DevoutLiberal (14K)

Monday, October 12, 2015: I moved to LA right after high school. New city, new place, totally on my own. I was very excited. I think we can all agree on me being a rather different sort of person from all I've written. So being a freshmen in an Art college in LA of all places, and not doing a single crazy college student thing expected by the norm; while simultaneously living in a manner that appeared crazy to everyone else in college, I spent the first few months answering a whole lot of questions about my way of life. After all it not everyday you meet a college student in LA who doesn't even think of experimenting with any kind of drugs, won't go to college parties or clubs, spend all the money on eating out first week and resort to eating ramen ten times a week for rest of the quarter.

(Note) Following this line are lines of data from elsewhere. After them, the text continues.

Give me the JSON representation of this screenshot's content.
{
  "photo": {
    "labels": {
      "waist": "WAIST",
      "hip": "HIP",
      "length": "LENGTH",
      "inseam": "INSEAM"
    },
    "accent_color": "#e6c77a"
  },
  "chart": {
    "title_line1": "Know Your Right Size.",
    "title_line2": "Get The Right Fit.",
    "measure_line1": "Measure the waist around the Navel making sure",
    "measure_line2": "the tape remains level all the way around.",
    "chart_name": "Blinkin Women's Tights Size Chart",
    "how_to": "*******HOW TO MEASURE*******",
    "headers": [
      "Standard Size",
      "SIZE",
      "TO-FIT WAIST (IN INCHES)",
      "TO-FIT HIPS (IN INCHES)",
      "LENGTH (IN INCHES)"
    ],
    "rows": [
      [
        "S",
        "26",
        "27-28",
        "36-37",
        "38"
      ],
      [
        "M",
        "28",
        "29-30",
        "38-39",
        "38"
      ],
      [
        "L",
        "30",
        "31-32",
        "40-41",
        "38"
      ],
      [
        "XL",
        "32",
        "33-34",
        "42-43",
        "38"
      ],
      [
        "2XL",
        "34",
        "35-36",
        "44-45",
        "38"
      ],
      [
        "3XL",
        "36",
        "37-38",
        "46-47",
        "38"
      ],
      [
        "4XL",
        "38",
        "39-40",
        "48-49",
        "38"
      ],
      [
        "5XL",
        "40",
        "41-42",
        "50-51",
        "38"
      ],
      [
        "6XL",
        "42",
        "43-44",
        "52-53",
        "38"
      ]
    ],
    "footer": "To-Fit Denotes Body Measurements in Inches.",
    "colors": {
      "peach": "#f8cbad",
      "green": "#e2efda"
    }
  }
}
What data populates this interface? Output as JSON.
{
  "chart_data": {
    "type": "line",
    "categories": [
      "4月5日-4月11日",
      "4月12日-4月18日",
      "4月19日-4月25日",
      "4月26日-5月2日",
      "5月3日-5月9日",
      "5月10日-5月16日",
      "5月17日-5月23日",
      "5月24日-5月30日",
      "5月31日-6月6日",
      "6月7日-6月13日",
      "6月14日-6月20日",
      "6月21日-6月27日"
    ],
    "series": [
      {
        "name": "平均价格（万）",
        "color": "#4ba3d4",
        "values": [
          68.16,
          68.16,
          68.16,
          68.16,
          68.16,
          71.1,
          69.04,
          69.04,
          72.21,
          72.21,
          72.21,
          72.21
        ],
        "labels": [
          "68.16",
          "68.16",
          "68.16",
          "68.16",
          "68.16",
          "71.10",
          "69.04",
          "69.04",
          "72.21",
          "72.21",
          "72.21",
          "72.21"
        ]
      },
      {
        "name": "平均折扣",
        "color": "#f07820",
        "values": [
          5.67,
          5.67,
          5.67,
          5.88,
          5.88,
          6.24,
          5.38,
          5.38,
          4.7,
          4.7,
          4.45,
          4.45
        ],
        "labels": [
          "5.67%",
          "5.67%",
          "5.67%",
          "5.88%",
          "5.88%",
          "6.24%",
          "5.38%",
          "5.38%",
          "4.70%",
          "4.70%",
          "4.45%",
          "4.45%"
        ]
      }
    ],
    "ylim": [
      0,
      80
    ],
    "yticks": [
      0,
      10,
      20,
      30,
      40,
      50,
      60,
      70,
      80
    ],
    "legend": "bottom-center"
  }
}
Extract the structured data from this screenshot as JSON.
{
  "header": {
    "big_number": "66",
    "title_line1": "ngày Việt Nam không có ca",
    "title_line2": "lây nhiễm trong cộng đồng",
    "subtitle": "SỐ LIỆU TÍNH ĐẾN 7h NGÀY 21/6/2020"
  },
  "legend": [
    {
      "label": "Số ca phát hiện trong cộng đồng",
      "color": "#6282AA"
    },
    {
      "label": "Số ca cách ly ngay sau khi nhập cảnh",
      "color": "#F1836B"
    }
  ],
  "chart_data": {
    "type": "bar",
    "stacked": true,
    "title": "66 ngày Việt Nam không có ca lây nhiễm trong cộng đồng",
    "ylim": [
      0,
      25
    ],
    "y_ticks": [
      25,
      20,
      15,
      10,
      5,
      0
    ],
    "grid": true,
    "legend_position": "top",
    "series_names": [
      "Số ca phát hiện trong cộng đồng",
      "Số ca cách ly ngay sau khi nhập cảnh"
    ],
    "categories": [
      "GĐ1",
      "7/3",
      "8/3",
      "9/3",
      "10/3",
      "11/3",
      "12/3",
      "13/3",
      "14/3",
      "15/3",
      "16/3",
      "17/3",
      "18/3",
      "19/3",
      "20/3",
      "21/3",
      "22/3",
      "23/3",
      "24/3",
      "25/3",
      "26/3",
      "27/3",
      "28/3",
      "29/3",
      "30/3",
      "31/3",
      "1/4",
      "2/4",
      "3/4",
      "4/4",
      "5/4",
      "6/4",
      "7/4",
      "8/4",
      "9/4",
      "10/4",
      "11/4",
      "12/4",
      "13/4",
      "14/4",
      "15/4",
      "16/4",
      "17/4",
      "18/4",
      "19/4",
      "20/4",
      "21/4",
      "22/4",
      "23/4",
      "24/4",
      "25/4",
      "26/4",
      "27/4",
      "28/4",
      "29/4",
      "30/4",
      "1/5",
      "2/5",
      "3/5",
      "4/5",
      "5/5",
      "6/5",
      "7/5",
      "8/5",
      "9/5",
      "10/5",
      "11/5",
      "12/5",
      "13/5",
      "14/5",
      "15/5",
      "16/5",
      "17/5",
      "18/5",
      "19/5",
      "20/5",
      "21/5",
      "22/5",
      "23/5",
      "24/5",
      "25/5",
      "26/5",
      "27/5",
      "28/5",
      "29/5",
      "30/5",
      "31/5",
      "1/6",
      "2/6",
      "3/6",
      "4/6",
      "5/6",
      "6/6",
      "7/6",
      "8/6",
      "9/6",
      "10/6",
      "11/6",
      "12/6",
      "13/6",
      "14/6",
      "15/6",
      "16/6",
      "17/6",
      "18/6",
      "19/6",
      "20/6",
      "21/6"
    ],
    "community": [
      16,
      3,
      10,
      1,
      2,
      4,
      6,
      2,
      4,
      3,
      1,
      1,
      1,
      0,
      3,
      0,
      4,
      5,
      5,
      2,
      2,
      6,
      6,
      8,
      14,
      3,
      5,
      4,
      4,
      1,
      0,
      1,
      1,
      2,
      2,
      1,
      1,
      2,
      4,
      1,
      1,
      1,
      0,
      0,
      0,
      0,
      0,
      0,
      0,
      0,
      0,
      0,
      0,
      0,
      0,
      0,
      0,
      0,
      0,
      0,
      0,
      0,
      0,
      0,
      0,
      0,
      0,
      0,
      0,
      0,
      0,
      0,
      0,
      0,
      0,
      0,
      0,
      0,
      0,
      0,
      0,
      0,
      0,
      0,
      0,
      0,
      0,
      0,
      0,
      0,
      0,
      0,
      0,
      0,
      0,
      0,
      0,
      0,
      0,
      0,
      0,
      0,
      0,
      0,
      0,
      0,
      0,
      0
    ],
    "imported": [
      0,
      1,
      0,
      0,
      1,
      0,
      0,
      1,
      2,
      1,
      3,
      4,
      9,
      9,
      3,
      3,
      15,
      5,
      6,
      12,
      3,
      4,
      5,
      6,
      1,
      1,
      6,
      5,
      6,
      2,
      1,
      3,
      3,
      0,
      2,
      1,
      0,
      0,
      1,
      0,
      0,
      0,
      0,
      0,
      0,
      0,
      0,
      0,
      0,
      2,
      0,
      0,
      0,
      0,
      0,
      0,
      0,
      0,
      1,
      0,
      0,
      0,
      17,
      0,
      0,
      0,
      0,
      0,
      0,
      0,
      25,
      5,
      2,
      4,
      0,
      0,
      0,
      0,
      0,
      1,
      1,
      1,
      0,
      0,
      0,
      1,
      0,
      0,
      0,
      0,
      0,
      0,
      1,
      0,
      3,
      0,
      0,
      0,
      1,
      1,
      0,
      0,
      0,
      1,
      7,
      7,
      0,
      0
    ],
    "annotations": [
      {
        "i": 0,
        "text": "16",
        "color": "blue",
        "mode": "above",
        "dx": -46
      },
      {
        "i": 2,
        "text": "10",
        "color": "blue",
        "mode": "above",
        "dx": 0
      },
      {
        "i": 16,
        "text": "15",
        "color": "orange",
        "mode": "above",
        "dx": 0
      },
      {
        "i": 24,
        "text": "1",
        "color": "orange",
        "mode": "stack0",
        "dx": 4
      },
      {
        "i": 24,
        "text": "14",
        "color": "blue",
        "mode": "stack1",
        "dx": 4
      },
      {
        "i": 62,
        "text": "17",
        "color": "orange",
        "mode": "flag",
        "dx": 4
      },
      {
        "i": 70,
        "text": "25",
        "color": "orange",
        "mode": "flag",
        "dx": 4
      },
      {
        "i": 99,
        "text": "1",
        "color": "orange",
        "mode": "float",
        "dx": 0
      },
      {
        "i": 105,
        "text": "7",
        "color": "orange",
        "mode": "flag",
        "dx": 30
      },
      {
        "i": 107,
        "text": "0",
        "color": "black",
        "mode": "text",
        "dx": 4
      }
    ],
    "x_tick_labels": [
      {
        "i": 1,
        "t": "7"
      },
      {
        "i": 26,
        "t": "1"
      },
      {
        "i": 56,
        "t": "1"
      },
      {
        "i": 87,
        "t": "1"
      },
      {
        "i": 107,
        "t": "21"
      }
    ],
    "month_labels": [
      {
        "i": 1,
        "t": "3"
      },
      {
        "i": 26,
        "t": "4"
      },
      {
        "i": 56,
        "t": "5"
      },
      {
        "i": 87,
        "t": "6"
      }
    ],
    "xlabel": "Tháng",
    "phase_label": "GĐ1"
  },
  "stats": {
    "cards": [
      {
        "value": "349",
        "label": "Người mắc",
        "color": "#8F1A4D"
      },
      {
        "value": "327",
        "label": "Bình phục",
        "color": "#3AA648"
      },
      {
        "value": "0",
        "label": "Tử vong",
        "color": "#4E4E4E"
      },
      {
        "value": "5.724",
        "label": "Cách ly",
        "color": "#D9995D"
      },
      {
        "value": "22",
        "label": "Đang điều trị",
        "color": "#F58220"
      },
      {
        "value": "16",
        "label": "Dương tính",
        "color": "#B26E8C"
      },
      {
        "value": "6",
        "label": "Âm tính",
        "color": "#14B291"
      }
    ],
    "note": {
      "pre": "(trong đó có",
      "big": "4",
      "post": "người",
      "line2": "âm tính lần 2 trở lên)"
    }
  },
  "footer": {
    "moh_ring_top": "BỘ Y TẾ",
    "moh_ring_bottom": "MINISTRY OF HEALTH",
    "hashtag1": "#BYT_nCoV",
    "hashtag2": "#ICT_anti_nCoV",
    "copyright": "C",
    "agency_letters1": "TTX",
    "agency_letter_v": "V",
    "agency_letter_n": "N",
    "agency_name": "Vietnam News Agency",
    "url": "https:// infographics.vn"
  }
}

But besides all the oddities in things I didn't do, what was more curious was things I did do. Not that LA doesn't have a big Sikh community, yet I was the first Sikh in my college. That alone was source of a lot of questions. Honestly, my name alone has lead to half an hour long conversations. I did Nitnem without disturbing anyone and in such peace it took weeks for my roommates to realize I actually did Nitnem and wouldn't let them call it praying because it isn't that, thus had to explain why not. Why I had long unshorn hair or why didn't I shave my arms or legs. Why I always had my Kirpan (and the lengths I had to, and still have to go to; to insure it's not called a knife). How did I know how to cook so well and things other than Indian food. And explaining how there is no such thing as just Indian food because of a dozen very different cuisines within India and trying to decipher what exactly is meant by curry in America.

GT (63K)

And I also had to deal with the jokes made about someone mixing alcohol in my drink or cutting my hair while I was sleeping and such stupidity. Now although by that time a few things about me had become very known, the major one was I am a very nice person. So far no one had once seen me mad, annoyed, or be rude to anyone. Oh and the countless times my behaviour and love for nature, and unceremonious humming and writing poetry or stopping to catch a butterfly or talking to any critter mid walk, and walking everywhere had caused the comparison with Pocahontas, still amazes me. It'd happened so frequently for the first year that my brain developed an automatic light hearted response of "That's the wrong kind of Indian, you know." Having an image of being that sort of a person, my response to those jokes of mixing a bit of alcohol or cutting a bit of my hair, shocked everyone to say the least.

What was my response? Simply that they shouldn't dare try any such manoeuvres with me , because besides the fact that it would be very hard to do and hurt me very deeply, emotionally speaking; even by some chance were they to succeed - it'd be way worse for them. My automatic response to someone trying to cut my hair while I was asleep would be fatal to them because without hesitation or thought first thing I would do is wield my Kirpan and secondly actually sue them. And I am very sensitive to smell and very aware of things that are of import to me. So all that they would get out of trying to mix my drink is a law suit against them. Now that significantly put those very short lived joke to rest once and for all. But it did make them think I was being too severe and couldn't take a joke. To that my response was, someone's belief, faith and identity is not a joking matter. You wouldn't joke about roofy-ing someone or raping them when they're passed out, would you? Or do you think that's funny too, because this is no different. An assault is assault, no matter what form you do it in. So excuse me for not thinking of it as a light laughing matter.

Now that created this question among everyone of am I devout or liberal because I seem both. I had made some good friends by this time, who became some of my very close friends and even best friends, whom I hang out with even now. They, knowing me a bit better then others actually asked me that question in their own words. To which my answer was, I seem both because I am both. Sikhi inherently is incredibly liberal. There isn't a single thing about Sikhi that doesn't have a deep rooted philosophy and every act of Sikhi is directed by it. You will find me talking about religion very often but never so much because I ever preach but because someone asked me a question and I merely answered.

In my life, the amount of very close friends who are Sikh is very low when compared to amount of very close friends who aren't. My friend circle is full of all sorts of people from various cultures, with various beliefs, from various parts of the world with different backgrounds. And we all get along famously. And all these friends have a very good understanding of how Sikhi shapes me, is an integrate part of my life, and how it has a very deep relation to how liberal a person I am.

We've all got this preconceived notion of what a religious person must be like, that we can't see people for who they are. Which is pretty much the same with any label we put on a person. We are all humans, beyond that every person has their own beliefs that shape them and make them who they are. Learn to see them as that before you label them anything. It'll make the world a better place to live. Because every time you put a label on someone else, remember you are being labelled too.